Pete's Expert Summary
My Human has unearthed another relic from her ancient past, a flat, gridded plastic plain called "Upwords." Apparently, the goal is to arrange small, clackety squares with cryptic markings on them into stacks, a ritual that seems to absorb all of her attention. From my perspective, the game itself is a colossal waste of perfectly good lap-availability. The true value, of course, lies not in the "3-Dimensional word building" but in the sixty-four individual letter tiles. Each one is lightweight, smooth, and eminently battable, possessing the ideal velocity and clatter for skittering across the hardwood floor and disappearing under the sofa, a far more engaging game I call "Lost Forever."
Key Features
- Build words to score the most points
- A 3-Dimensional game like scrabble but words can stack
- Game board is 8 x 8 squares in size; includes 64 letter tiles
- For 2 to 4 players ages 10 years and over
A Tale from Pete the Cat
The ceremony began, as it always does, with the rattling of the sacred objects. The Human and her friend hunched over the blue grid under the low light of the floor lamp, their faces masks of intense, pointless concentration. They called it "game night," I called it "an appalling ignorance of my dinner schedule." They drew the little white squares from a bag, placing them with a reverence I usually reserve for a freshly opened can of salmon. Words began to form. P-A-W. H-I-S-S. Amateurs. I watched from the arm of the chair, my tail twitching in mild contempt. Then, something changed. The Human’s friend, with a triumphant little smirk, placed an ‘F’ on top of the ‘P’ in ‘PAW’, then added an ‘L.’ The structure was now two tiles high. F-L-A-W. A verticality I hadn’t anticipated. My disdain curdled into curiosity. This wasn’t just a flat, boring landscape; it was a construction site. My mind, usually occupied with calculating the trajectory of sunbeams, began to see the potential. These were not letters; they were bricks. They were building a strange, unstable city right there on the coffee table. I crept from my perch, my movements silent, my tuxedo-furred chest low to the ground. This was no longer about batting tiles; it was about structural integrity assessment. I saw a precarious stack of three letters spelling J-E-T. It was an affront to gravity, an invitation to chaos. I watched, waited for the perfect moment when both humans were staring at their tile racks, and then I leaped.

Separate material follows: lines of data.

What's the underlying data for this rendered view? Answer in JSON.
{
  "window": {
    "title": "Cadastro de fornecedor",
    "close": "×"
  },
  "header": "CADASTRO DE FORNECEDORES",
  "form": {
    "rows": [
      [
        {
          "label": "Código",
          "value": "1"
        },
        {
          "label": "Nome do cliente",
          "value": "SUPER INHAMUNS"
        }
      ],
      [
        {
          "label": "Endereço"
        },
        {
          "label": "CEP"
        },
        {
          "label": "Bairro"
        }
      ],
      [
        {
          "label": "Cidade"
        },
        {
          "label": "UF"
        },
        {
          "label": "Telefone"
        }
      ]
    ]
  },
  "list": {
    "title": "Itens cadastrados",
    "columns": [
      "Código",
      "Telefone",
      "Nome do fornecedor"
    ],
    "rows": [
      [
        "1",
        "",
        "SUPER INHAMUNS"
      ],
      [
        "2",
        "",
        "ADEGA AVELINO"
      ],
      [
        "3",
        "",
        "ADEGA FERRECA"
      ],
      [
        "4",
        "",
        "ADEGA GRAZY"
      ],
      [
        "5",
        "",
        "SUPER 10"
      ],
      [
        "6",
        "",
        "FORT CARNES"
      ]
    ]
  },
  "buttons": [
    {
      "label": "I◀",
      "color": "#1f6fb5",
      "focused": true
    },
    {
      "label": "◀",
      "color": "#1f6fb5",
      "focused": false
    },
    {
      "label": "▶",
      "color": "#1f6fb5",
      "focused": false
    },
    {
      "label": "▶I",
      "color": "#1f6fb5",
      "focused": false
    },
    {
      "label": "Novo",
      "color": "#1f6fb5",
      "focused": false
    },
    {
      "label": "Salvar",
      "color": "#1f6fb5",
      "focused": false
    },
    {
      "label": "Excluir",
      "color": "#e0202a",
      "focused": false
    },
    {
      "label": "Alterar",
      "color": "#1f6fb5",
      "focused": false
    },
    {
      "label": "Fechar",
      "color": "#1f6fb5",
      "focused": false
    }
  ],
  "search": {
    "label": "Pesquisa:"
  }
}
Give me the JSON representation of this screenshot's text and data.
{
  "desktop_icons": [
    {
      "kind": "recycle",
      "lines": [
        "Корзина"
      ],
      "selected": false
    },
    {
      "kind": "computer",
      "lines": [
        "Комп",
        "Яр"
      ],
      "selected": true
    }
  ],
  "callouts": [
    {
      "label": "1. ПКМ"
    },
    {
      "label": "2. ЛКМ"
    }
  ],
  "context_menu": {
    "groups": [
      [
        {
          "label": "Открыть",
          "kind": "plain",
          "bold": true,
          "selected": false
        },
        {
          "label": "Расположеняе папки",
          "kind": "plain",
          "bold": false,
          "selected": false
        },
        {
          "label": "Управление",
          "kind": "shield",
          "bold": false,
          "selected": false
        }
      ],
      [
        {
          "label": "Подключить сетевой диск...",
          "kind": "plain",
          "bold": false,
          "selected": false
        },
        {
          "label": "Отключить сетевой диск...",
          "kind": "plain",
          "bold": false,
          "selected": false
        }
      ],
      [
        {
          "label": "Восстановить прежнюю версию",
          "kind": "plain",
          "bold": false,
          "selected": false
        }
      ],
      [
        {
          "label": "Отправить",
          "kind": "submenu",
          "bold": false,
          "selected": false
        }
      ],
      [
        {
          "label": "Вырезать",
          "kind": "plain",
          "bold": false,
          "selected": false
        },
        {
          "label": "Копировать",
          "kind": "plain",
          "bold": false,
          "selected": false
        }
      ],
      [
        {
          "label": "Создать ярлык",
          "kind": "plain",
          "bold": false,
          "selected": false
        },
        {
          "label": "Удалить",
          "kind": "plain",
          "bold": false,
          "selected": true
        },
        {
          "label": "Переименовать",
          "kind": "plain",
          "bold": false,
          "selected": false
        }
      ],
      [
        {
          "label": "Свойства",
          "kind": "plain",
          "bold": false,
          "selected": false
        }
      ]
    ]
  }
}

I landed not with a crash, but with the delicate precision of a master artisan. My paw rose, and with a single, gentle tap, I sent the J-E-T tower tumbling down, the tiles scattering with a deeply satisfying clatter. The humans sighed in exasperation, but I knew the truth. I wasn't destroying their game; I was improving it. I was testing their shoddy workmanship, demonstrating the elegant beauty of entropy. They saw a ruined word; I saw a successful demolition. This "Upwords," I decided, was a worthy diversion. It provides not just projectiles, but architectural follies practically begging for a feline wrecking ball. It is an excellent toy, though its intended players clearly have no idea how to use it properly.